In [1]:
#Task: Required Installations 

# !pip3 uninstall owlready2 
# !pip3 install -U sentence-transformers
# !pip3 install neo4j-driver
# !pip3 install simpledbf
# !pip3 install pysimplegui

In [6]:
#Task: Import Required Libraries

import re
from owlready2 import *
import pandas as pd
from sentence_transformers import SentenceTransformer, util
import torch
import pprint
import types
from neo4j import GraphDatabase
from simpledbf import Dbf5
import PySimpleGUI as sg
import sqlite3



PyTables is not installed. No support for HDF output.


## Load Windows (File and Ontology Specification)

In [7]:
#Task: Upload Structured Data: CSV or SQL File and convert into Dataset
#Reference: https://www.pysimplegui.org/en/latest/
try:
    sg.theme('DarkAmber')  
    filepath = [sg.FileBrowse()]
    uri = [sg.InputText()]
    layout = [  [sg.Text('Ontology URI'), uri],
                [sg.Text('Data Source file path'), filepath],
                [sg.Button('Save')] ]

    #Task: Create the Window
    window = sg.Window('Ontology Mapping', layout)
    while True:
        event, values = window.read()
        if event == sg.WIN_CLOSED or event == 'Save': 
            break

    window.close()

    #Task: Upload Structured Data: CSV or SQL File and convert into Dataset
    filename = values["Browse"]
    df = pd.read_csv(filename, sep=r";", engine="python") if "csv" in filename else pd.read_sql(filename) 

    #Task: Load ontology
    onto = get_ontology(values[0])
    onto.load()

except Exception as e:
        print("Failed to create GUI:", e)

Failed to create GUI: argument of type 'NoneType' is not iterable


## Functions

In [11]:
def preprocessingCSV():
    #Task: Preprocessing the uploaded file. Clean up Column Names
    keywordsList =[]

    #Check if unique column exists. If not, create one
    if df.iloc[:,0].is_unique == False:
        tempstring = df.columns[0]+" "+df.columns[1]
        df[str(tempstring)] = df.iloc[:,0].astype(str) +" "+  df.iloc[:,1].astype(str) 
        first_col = df.pop(tempstring)
        df.insert(0, str(tempstring), first_col)
        df = df.drop([str(df.columns[1]),str(df.columns[2])], axis=1)
        for i in range(len(df)):
            df[str(tempstring)][i] = str(i)+" "+df[str(tempstring)][i]

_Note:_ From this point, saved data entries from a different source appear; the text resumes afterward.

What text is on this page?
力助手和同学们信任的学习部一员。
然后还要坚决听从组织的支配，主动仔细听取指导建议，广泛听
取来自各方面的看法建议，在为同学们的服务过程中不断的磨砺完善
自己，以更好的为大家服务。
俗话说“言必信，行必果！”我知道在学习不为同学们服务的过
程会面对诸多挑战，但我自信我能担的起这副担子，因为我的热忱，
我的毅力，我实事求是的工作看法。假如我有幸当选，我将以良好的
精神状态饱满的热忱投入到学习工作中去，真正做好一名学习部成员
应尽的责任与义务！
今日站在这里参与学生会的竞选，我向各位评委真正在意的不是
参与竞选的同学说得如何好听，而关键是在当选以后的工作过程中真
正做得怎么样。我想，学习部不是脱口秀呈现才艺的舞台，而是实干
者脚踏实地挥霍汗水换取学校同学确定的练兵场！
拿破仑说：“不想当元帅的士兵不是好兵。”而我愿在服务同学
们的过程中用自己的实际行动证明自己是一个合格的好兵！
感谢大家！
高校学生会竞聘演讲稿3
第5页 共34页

    keywordsList = [re.sub("[:,.;'><-=]*","",clUpperCase) for clUpperCase in df.columns]
    df.columns = keywordsList
    tempstring = df.columns[0]

    return keywordsList

def removespaces(var):
    var.replace(" ","")
    return var

def fetchOntologyClasses():
    #Task: Selects All Classes and human readable labels in ontology
    classes = list(onto.classes())
    print(classes)
    newClasses = []
    for i in range(len(classes)):newClasses.append(str(classes[i]))

    return newClasses

def SBert(keywordsList):
    
    newClasses = fetchOntologyClasses()
    
    #Task: Use S-Bert to match keywords to class names
    #Reference: https://www.sbert.net/docs/usage/semantic_textual_similarity.html
    model = SentenceTransformer('all-MiniLM-L6-v2') #preTrained model

    #Compute embedding for both lists
    embeddings1 = model.encode(keywordsList, convert_to_tensor=True)
    embeddings2 = model.encode(newClasses, convert_to_tensor=True)

    #Compute cosine-similarities
    cosine_scores = util.cos_sim(embeddings1, embeddings2)

    #Task: Pick Top Scoring label that matches with keyword as per the cos_sim function, set a threshold and create new class if threshold is not met. 
    result = dict() #Dictionary with Result for SBert
    createClass = dict()
    choices = []

    k = torch.topk(cosine_scores, 5, dim=1, largest=True, sorted=True)
    for i in range(len(keywordsList)):
        for index in range(5):
    #         print("Key Word:{} \tSuggested Class(label):{} \tScore:{:.4f}".format(keywordsList[i], newClasses[k.indices[i][index]], k.values[i][index]))    
            createClass.update({keywordsList[i]:keywordsList[i].replace(" ","")}) if k.values[i][0] < 0.4 else choices.append([keywordsList[i], newClasses[k.indices[i][index]], k.values[i][index]])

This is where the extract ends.